On the other hand, maybe that’s almost definition of a good holiday?
Now back to work:
A short while ago, Matt Lynn explained the way he writes a book. Briefly, he produces a highly detailed synopsis running to tens of thousands of words which encapsulates the entire plot of the novel and all the twists and turns along the way, even bits of dialogue.
I have to confess that I envy him that discipline. The one thing I dislike more than anything else about writing is producing a synopsis, though of course I have to construct them on a very regular basis. But given the choice between writing a 10,000 word synopsis or a 100,000 word novel, I’d take the novel every time, and this reflects the way I approach every book.
I always know where it's going to start, and I have a good idea about how it’s going to finish, but the bit in the middle is usually pretty much of a mystery to me until I actually get into it. When I do get embroiled in the novel, I often find that the characters start doing things which I hadn't really anticipated, and then the plot starts running off in unexpected directions.
There's an old description of novelists which seems quite appropriate: they're either tree writers or wood writers. A tree writer perceives the novel like a tree, oddly enough, and is able to stand back from it and look all the way up from the beginning, at the very base of the trunk, right the way to the topmost branch, the end of the book, and see all the branches and foliage in between. A wood writer, and this is me to a tee, knows that he's going to walk into a wood at one end, and walk out of it at the other, but has not the slightest idea what will happen inside the wood itself.
So is one method of writing better than the other? No, of course not.
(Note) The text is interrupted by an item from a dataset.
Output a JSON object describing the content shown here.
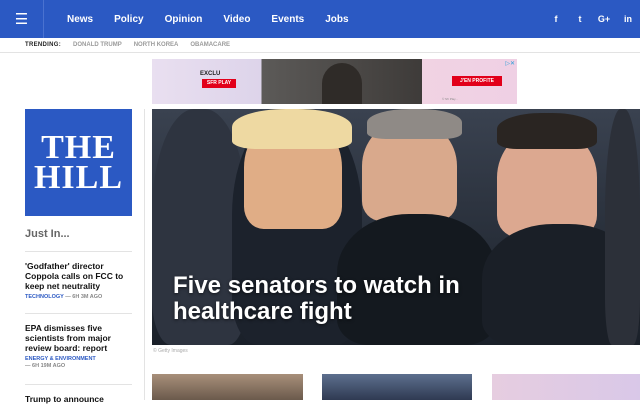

They’re just different, and how any novelist approaches a particular book is entirely personal, and will be the method that suits him or her best.
But having said all that, as the next deadline looms and I'm sitting staring blankly at the equally blank screen of the laptop in front of me, wondering just what the hell the hero or villain is going to do next, I have to concede that working from a detailed synopsis does have a certain irresistible attraction.